Tout semble se mettre lentement en place au sein de l'enquête, où les suspects successifs sont écartés grâce à la lucidité et l'analyse de Bottomly (Henry Fonda est parfait dans le rôle). Par la suite, le film bascule radicalement, avec une scène d'une maîtrise folle, située chronologiquement lors des obsèques de Kennedy où on découvre qui est l'étrangleur de Boston, en fait un simple père de famille, loin des pervers (en tous cas décrit comme tel) précédemment suspecté par la police.
Le doute n'est pas permis, en effet ce dernier sous le choc des funérailles, part dans un état second au volant de sa voiture et finira par faire une nouvelle victime. Le film restera collé à Tony Curtis, jusqu'à son arrestation, sans perdre sa force en grande partie grâce à l'acteur qui joue là l'un de ses plus grands rôle. La tension restera à son comble lors des entrevues entre le tueur et l'enquêteur, où la réalisation évite la facilité.

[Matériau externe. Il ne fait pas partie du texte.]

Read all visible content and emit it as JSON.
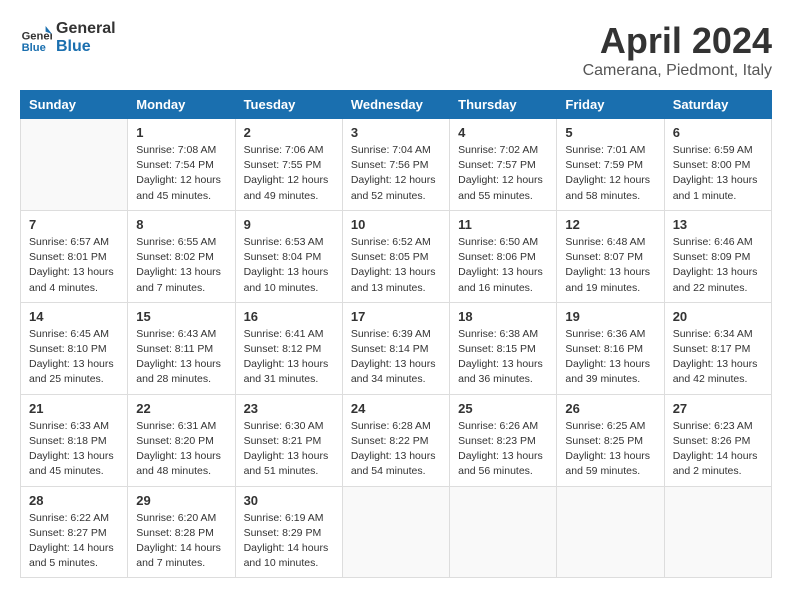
{
  "header": {
    "logo_general": "General",
    "logo_blue": "Blue",
    "title": "April 2024",
    "location": "Camerana, Piedmont, Italy"
  },
  "weekdays": [
    "Sunday",
    "Monday",
    "Tuesday",
    "Wednesday",
    "Thursday",
    "Friday",
    "Saturday"
  ],
  "weeks": [
    [
      {
        "day": "",
        "info": ""
      },
      {
        "day": "1",
        "info": "Sunrise: 7:08 AM\nSunset: 7:54 PM\nDaylight: 12 hours\nand 45 minutes."
      },
      {
        "day": "2",
        "info": "Sunrise: 7:06 AM\nSunset: 7:55 PM\nDaylight: 12 hours\nand 49 minutes."
      },
      {
        "day": "3",
        "info": "Sunrise: 7:04 AM\nSunset: 7:56 PM\nDaylight: 12 hours\nand 52 minutes."
      },
      {
        "day": "4",
        "info": "Sunrise: 7:02 AM\nSunset: 7:57 PM\nDaylight: 12 hours\nand 55 minutes."
      },
      {
        "day": "5",
        "info": "Sunrise: 7:01 AM\nSunset: 7:59 PM\nDaylight: 12 hours\nand 58 minutes."
      },
      {
        "day": "6",
        "info": "Sunrise: 6:59 AM\nSunset: 8:00 PM\nDaylight: 13 hours\nand 1 minute."
      }
    ],
    [
      {
        "day": "7",
        "info": "Sunrise: 6:57 AM\nSunset: 8:01 PM\nDaylight: 13 hours\nand 4 minutes."
      },
      {
        "day": "8",
        "info": "Sunrise: 6:55 AM\nSunset: 8:02 PM\nDaylight: 13 hours\nand 7 minutes."
      },
      {
        "day": "9",
        "info": "Sunrise: 6:53 AM\nSunset: 8:04 PM\nDaylight: 13 hours\nand 10 minutes."
      },
      {
        "day": "10",
        "info": "Sunrise: 6:52 AM\nSunset: 8:05 PM\nDaylight: 13 hours\nand 13 minutes."
      },
      {
        "day": "11",
        "info": "Sunrise: 6:50 AM\nSunset: 8:06 PM\nDaylight: 13 hours\nand 16 minutes."
      },
      {
        "day": "12",
        "info": "Sunrise: 6:48 AM\nSunset: 8:07 PM\nDaylight: 13 hours\nand 19 minutes."
      },
      {
        "day": "13",
        "info": "Sunrise: 6:46 AM\nSunset: 8:09 PM\nDaylight: 13 hours\nand 22 minutes."
      }
    ],
    [
      {
        "day": "14",
        "info": "Sunrise: 6:45 AM\nSunset: 8:10 PM\nDaylight: 13 hours\nand 25 minutes."
      },
      {
        "day": "15",
        "info": "Sunrise: 6:43 AM\nSunset: 8:11 PM\nDaylight: 13 hours\nand 28 minutes."
      },
      {
        "day": "16",
        "info": "Sunrise: 6:41 AM\nSunset: 8:12 PM\nDaylight: 13 hours\nand 31 minutes."
      },
      {
        "day": "17",
        "info": "Sunrise: 6:39 AM\nSunset: 8:14 PM\nDaylight: 13 hours\nand 34 minutes."
      },
      {
        "day": "18",
        "info": "Sunrise: 6:38 AM\nSunset: 8:15 PM\nDaylight: 13 hours\nand 36 minutes."
      },
      {
        "day": "19",
        "info": "Sunrise: 6:36 AM\nSunset: 8:16 PM\nDaylight: 13 hours\nand 39 minutes."
      },
      {
        "day": "20",
        "info": "Sunrise: 6:34 AM\nSunset: 8:17 PM\nDaylight: 13 hours\nand 42 minutes."
      }
    ],
    [
      {
        "day": "21",
        "info": "Sunrise: 6:33 AM\nSunset: 8:18 PM\nDaylight: 13 hours\nand 45 minutes."
      },
      {
        "day": "22",
        "info": "Sunrise: 6:31 AM\nSunset: 8:20 PM\nDaylight: 13 hours\nand 48 minutes."
      },
      {
        "day": "23",
        "info": "Sunrise: 6:30 AM\nSunset: 8:21 PM\nDaylight: 13 hours\nand 51 minutes."
      },
      {
        "day": "24",
        "info": "Sunrise: 6:28 AM\nSunset: 8:22 PM\nDaylight: 13 hours\nand 54 minutes."
      },
      {
        "day": "25",
        "info": "Sunrise: 6:26 AM\nSunset: 8:23 PM\nDaylight: 13 hours\nand 56 minutes."
      },
      {
        "day": "26",
        "info": "Sunrise: 6:25 AM\nSunset: 8:25 PM\nDaylight: 13 hours\nand 59 minutes."
      },
      {
        "day": "27",
        "info": "Sunrise: 6:23 AM\nSunset: 8:26 PM\nDaylight: 14 hours\nand 2 minutes."
      }
    ],
    [
      {
        "day": "28",
        "info": "Sunrise: 6:22 AM\nSunset: 8:27 PM\nDaylight: 14 hours\nand 5 minutes."
      },
      {
        "day": "29",
        "info": "Sunrise: 6:20 AM\nSunset: 8:28 PM\nDaylight: 14 hours\nand 7 minutes."
      },
      {
        "day": "30",
        "info": "Sunrise: 6:19 AM\nSunset: 8:29 PM\nDaylight: 14 hours\nand 10 minutes."
      },
      {
        "day": "",
        "info": ""
      },
      {
        "day": "",
        "info": ""
      },
      {
        "day": "",
        "info": ""
      },
      {
        "day": "",
        "info": ""
      }
    ]
  ]
}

Grand film, sur un sujet racoleur à l'actualité brûlante, qui évite la facilité par son ton documentaire, visuellement impressionnant, où les acteurs sont vraiment au sommet de leur art, soit à contre emploi comme Tony Curtis, soit un Henry Fonda fascinant dans sa quête de vérité (à noter il enchaîne dans la même année ce film et "Il était une fois dans l'Ouest", impressionnant!). A noter pour la petite histoire, la réelle identité de l'étrangleur de Boston reste inconnue, De salvo ayant été innocenté pour au moins deux victimes par l'ADN.
Marc Shif.
N'AYANT PAS TROUVE DE BANDE-ANNONCE VOILA LES 20 PREMIERES MINUTES DU FILM!!
M Le Maudit de Fritz Lang (1931) par Marc Shift
COMME UN EMBLEME.
Toute la presse en parle, un tueur d'enfant terrorise la ville et vient de faire une nouvelle victime. La police, dépassée par les événements, multiplie les rafles et les interrogatoires. Gênée par toute cette agitation la pègre décide à son tour de partir à la recherche du meurtrier.
Premier film parlant pour Fritz Lang, qui s'attaque donc à l'une des évolutions majeures du cinéma. C'est qu'en 1931 on pourrait croire que nous n'en sommes qu'à la préhistoire du cinéma, alors que rien n'est plus faux! En une petite trentaines d'années le cinéma a déjà inventé toutes les techniques qui existent encore aujourd'hui (ralentis, synchronisation sonore, système d'éclairage.....) seules arriveront plus tard la 3D et la couleur, tout le reste n'étant qu'amélioration des techniques déjà existantes. Pourquoi toutes ces précisions ?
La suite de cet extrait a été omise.